The president’s words will fall on deaf ears, of course, but that is part of his long-term political strategy: portray his administration as trying to give working-class America breathing room to survive, and Republicans as a bunch of meanies. As political strategies go that’s a good one, because Republicans are the party more beholden to Big Business, and Big Business does look like a bunch of meanies.

This populist movement against Big Business (“populist” isn’t even quite the right word for it, since plenty of white-collar, upper-class professionals hate the basic direction of modern business too) is happening on multiple fronts. Just in the last two weeks we’ve seen the National Labor Relations Board dramatically expand the definition of joint employers, and a federal court grant class-action status to Uber drivers pressing a lawsuit that they be considered employees rather than independent contractors.

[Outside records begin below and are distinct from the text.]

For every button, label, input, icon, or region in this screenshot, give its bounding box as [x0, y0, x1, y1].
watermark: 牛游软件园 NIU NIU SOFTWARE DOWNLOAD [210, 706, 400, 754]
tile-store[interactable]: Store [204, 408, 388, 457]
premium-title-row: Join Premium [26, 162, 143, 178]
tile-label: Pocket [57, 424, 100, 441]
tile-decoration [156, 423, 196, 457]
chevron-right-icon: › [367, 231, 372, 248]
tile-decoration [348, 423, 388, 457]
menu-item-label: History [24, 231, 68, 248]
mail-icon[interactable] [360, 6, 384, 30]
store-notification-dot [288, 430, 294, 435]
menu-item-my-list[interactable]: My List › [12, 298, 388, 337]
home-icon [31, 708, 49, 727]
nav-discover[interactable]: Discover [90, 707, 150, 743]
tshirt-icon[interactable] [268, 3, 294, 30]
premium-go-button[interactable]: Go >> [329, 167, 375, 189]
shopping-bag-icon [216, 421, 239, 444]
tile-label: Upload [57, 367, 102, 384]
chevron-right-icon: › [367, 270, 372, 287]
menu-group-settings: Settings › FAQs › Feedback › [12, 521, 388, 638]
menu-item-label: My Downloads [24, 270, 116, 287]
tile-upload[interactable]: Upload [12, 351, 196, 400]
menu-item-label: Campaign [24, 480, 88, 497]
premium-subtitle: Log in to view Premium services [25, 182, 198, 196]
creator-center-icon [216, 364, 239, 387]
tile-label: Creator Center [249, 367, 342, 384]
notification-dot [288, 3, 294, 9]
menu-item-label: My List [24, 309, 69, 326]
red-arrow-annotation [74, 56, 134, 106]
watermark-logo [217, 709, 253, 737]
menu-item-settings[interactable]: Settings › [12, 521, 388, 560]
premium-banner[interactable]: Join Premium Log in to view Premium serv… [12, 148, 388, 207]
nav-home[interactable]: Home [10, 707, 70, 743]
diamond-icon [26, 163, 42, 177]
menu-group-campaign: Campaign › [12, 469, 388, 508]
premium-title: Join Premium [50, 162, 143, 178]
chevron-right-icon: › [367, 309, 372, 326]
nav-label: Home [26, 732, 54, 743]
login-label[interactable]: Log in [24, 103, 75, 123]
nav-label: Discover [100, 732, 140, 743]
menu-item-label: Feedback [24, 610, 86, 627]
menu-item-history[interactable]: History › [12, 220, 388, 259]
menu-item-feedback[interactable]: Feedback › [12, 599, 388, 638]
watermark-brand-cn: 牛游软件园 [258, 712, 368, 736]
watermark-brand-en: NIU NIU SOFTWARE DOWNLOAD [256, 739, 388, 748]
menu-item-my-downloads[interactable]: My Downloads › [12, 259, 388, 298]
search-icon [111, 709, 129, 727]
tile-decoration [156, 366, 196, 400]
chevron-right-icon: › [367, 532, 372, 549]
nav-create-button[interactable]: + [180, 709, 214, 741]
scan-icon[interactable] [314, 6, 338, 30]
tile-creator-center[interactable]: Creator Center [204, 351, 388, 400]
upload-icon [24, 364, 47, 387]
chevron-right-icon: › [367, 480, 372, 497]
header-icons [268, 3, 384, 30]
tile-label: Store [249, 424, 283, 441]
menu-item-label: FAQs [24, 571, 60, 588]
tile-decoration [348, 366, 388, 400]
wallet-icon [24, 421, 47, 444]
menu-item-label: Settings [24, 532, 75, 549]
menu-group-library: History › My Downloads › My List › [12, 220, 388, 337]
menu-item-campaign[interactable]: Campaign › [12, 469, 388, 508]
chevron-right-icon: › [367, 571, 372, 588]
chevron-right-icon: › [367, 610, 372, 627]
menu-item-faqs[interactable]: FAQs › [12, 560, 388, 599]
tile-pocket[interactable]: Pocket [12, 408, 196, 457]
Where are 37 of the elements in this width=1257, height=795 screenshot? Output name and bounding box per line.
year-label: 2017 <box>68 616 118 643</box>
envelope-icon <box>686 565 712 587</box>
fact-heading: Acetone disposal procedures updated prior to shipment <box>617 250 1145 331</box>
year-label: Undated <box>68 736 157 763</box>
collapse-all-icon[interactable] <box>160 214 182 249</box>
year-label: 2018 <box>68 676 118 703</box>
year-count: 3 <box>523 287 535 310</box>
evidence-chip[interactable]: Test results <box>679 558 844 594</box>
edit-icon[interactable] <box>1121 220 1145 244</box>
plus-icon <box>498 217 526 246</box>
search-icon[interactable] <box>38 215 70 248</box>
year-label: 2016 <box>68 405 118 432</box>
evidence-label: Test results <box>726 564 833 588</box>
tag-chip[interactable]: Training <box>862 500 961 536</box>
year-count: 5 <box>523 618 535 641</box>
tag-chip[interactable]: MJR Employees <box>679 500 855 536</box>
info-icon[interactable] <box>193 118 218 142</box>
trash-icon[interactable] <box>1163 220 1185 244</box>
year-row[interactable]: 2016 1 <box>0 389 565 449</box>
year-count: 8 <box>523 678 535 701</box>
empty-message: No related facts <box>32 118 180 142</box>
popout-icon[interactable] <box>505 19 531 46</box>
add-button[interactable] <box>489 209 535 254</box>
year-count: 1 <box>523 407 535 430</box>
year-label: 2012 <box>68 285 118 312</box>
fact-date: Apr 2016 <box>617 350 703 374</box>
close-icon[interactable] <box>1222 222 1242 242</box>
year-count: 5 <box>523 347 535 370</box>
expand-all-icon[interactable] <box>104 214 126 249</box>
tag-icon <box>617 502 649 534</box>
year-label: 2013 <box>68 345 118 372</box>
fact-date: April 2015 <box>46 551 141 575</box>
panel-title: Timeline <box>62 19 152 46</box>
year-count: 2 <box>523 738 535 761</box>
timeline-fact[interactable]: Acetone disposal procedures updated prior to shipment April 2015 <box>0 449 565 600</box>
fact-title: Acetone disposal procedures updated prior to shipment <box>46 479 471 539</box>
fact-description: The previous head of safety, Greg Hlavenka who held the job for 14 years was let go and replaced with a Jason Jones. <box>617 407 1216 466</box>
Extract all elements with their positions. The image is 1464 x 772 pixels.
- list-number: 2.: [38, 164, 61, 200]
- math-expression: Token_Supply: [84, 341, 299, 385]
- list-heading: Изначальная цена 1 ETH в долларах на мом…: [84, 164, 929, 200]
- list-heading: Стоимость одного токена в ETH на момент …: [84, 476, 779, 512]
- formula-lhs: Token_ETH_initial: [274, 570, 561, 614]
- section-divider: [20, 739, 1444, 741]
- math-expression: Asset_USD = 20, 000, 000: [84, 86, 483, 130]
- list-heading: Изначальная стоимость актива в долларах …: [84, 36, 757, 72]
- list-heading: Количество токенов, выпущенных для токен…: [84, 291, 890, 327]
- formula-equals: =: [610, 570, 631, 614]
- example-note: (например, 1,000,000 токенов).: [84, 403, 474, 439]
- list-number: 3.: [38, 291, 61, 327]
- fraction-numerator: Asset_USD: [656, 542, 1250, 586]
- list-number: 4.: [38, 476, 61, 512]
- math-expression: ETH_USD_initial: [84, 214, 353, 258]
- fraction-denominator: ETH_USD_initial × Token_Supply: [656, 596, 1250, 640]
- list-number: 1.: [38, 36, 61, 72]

The NLRB also eased the way for unionization earlier this summer, and a host of state and local efforts to address worker grievances are afoot across the country. Obama made his paid sick leave announcement in Massachusetts specifically because voters there adopted a paid sick leave law for all businesses last year.

This push will affect corporate compliance officers in a few ways. Obviously the first challenge will simply be compliance with all these new rules; the policy and contract implications alone will be hugely onerous for many companies. For example, the best bit of wisdom we have in our article about the NLRB and joint-employer status is to review all your contracts and dump any element of control over a joint relationship you don’t absolutely want, to minimize what I’ll call “joint employer risk.” It’s an excellent point, but good luck with the scenario-planning necessary for that task.   

It’s tough to believe the CEO talking about a rigorous ethical culture where everyone is part of the same team, but oh by the way, we’re still opposed to giving you paid sick leave. Or a salary increase. Or parental leave for your newborn.

The deeper challenge, however, is how compliance officers navigate these battles over corporate culture—because that’s what they are, and as Corporate America tries to resist some of these measures, that will leave plenty of employees disenchanted and cynical about how much corporations really do care about them. It’s tough to believe the CEO talking about a rigorous ethical culture where everyone is part of the same team, but oh by the way, we’re still opposed to giving you paid sick leave. Or a salary increase. Or parental leave for your newborn.

All these issues are much more conflated than senior managers might think. The truth is that corporate ethics and corporate culture are intertwined; you can’t have business policies that are cheap, stingy, exacting, and dehumanizing without telegraphing to employees that the company doesn’t much care about them. And once they get that message, they don’t care much about the company in return—which is how you create a climate for bribes to be paid, abuses to happen, lies to be told.

In fairness, another truth is that many companies do try to be generous one individual at a time: people rallying to donate sick time to a coworker afflicted with cancer, or fund-raising to help someone whose home is destroyed by fire, or pinch-hitting a presentation when someone has a child in the hospital. It’s when we try to achieve those ends company-wide, through more generous policies (sick leave, parental leave, wage increases, and so forth) that senior leaders get cranky and the U.S. Chamber of Commerce starts threatening litigation.

Now the Obama Administration feels that it has the political wind at its back (because it does), so it is going to forge ahead with more worker-friendly policies that paint Corporate America in a difficult position: adopt them, or look like stingy jerks.

The implications are enough to make a compliance officer feel queasy. Let’s hope you have sick time.